La Bhagavad-gita enseigne que le sage érudit regarde d'un même oeil le noble et docte brahmana et le mangeur de chien, le candala, du même oeil le chien et la vache; car il possède la vision spirituelle, et Srila Sukadeva Gosvami avait atteint ce niveau. Aussi ne faisait-il aucune distinction entre le masculin et le féminin; ce qu'il voyait c'était l'âme, recouverte de différentes enveloppes. Or, les jeunes baigneuses savaient reconnaître les pensées d'un homme à son regard, tout comme on perçoit l'innocence d'un enfant au premier coup d'oeil. Sukadeva Gosvami était un jeune homme de seize ans, de sorte que toutes les parties de son corps étaient développées, mais bien qu'il fût nu, tout comme les jeunes femmes, sa vision était parfaitement pure et innocente, sans la moindre souillure matérielle, car il se situait à un niveau qui transcende tout rapport charnel. Les nymphes, à cause de leurs pouvoirs particuliers, purent aussitôt comprendre qu'il était pur; elles-mêmes ne ressentirent nul trouble de son passage. Mais lorsque son père, âgé, et vêtu, vint à passer, elles se couvrirent en toute hâte. C'est que bien qu'elles eussent pu être les filles ou les petites-filles de Vyasadeva, elles choisirent, selon les normes sociales, de réagir en sa présence. Il assumait le rôle de chef de famille, et ne pouvait donc pas ne pas distinguer entre homme et femme.

Il faut donc s'efforcer de distinguer l'âme spirituelle du corps matériel, sans s'attacher aux désignations extérieures de masculin ou féminin. Tant que ces distinctions subsistent dans notre esprit, il ne faut pas tenter de devenir un sannyasi comme Sukadeva Gosvami. Au moins s'agit-il d'être convaincu intellectuellement que l'être en lui-même, l'âme, n'est ni masculin ni féminin. L'enveloppe extérieure, elle constituée de matière, est organisée par la nature matérielle en vue de provoquer un attrait pour le sexe opposé et ainsi garder l'être prisonnier de l'existence conditionnée.
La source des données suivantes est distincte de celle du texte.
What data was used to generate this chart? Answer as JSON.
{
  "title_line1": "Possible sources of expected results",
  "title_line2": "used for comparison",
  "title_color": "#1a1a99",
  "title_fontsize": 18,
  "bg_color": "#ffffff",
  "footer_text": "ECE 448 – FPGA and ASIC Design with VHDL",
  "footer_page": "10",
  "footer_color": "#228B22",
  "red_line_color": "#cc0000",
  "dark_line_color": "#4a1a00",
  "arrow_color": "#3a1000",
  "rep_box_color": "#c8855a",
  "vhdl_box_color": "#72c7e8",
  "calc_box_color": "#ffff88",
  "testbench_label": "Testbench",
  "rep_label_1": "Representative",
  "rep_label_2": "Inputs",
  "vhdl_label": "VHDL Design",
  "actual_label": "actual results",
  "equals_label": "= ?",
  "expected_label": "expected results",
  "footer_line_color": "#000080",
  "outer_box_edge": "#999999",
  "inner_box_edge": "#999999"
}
L'être libéré s'élève au-delà de ces dualités perverses, il ne fait pas de différence entre une âme et une autre. Pour lui, toutes participent d'une seule et même nature spirituelle. Etre libéré, c'est donc posséder parfaitement cette vision spirituelle, et Srila Sukadeva Gosvami avait atteint ce niveau. Srila Vyasadeva se situait également au niveau spirituel, mais parce qu'il appartenait au grhastha-asrama, il se conformait aux normes usuelles, et ne faisait rien pour qu'on voit en lui une âme libérée.